SQL Server query behavior

vw_project is a view which involves 20 CTEs, join them multiple times and return 56 columns

many of these CTEs are self-joins (the classic "last row per group", in our case we get the last related object product / customer / manager per Project)

most of the tables (maybe 40 ?) involved don't exceed 1000 rows, the view itself returns 634 rows.

We are trying to improve the very bad performances of this view. We denormalized (went from TPT to TPH), and reduce by half the number of joins with almost no impact.

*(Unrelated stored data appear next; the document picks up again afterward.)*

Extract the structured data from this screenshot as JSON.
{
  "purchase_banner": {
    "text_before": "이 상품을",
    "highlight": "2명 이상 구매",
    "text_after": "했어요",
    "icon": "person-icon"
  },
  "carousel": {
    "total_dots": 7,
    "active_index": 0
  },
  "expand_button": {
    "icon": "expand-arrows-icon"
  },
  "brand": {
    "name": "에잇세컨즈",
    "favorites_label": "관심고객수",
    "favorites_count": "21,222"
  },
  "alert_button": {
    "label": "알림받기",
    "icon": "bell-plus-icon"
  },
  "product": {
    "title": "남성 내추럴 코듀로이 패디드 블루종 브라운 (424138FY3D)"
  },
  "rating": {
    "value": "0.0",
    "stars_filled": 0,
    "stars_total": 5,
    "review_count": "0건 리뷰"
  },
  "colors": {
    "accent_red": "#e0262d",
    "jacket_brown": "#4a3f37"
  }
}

But i don't understand the following results i am obtaining :

select * from  vw_Project (TPT)
2 sec 

select * from  vw_Project (TPH)
2 sec 

select Id from vw_Project (TPH , TPT is instant)
6 sec

select 1 from vw_Project  (TPH , TPT is instant)
6 sec

select count(1) from vw_Project (TPH , TPT is instant)
6 sec

Execution plan for the last one (6 sec) : https://www.brentozar.com/pastetheplan/?id=r1DqRciBW

execution plan after sp_updatestats https://www.brentozar.com/pastetheplan/?id=H1Cuwsor-

To me, that seems absurd, I don't understand what's happening and it's hard to know whether my optimization strategies are relevant since I have no idea what justifies the apparently irrationnal behaviors I'm observing...

Any clue ?

Upvotes: 0

Views: 85

Answers (1)

Stefanos Zilellis
Stefanos Zilellis

Reputation: 611

CTE has no guarantee order to run the statements and 20 CTEs are far too many in my opinion. You can use OPTION (FORCE ORDER) to force execution from top to bottom.

For selecting few thousand rows however anything more than 1 sec is not acceptable regardless of complexity. I would choose an approach of a table function so i would have the luxury to create hash tables or table variables inside to have full control of each step. This way you limit the optimizer scope within each step alone.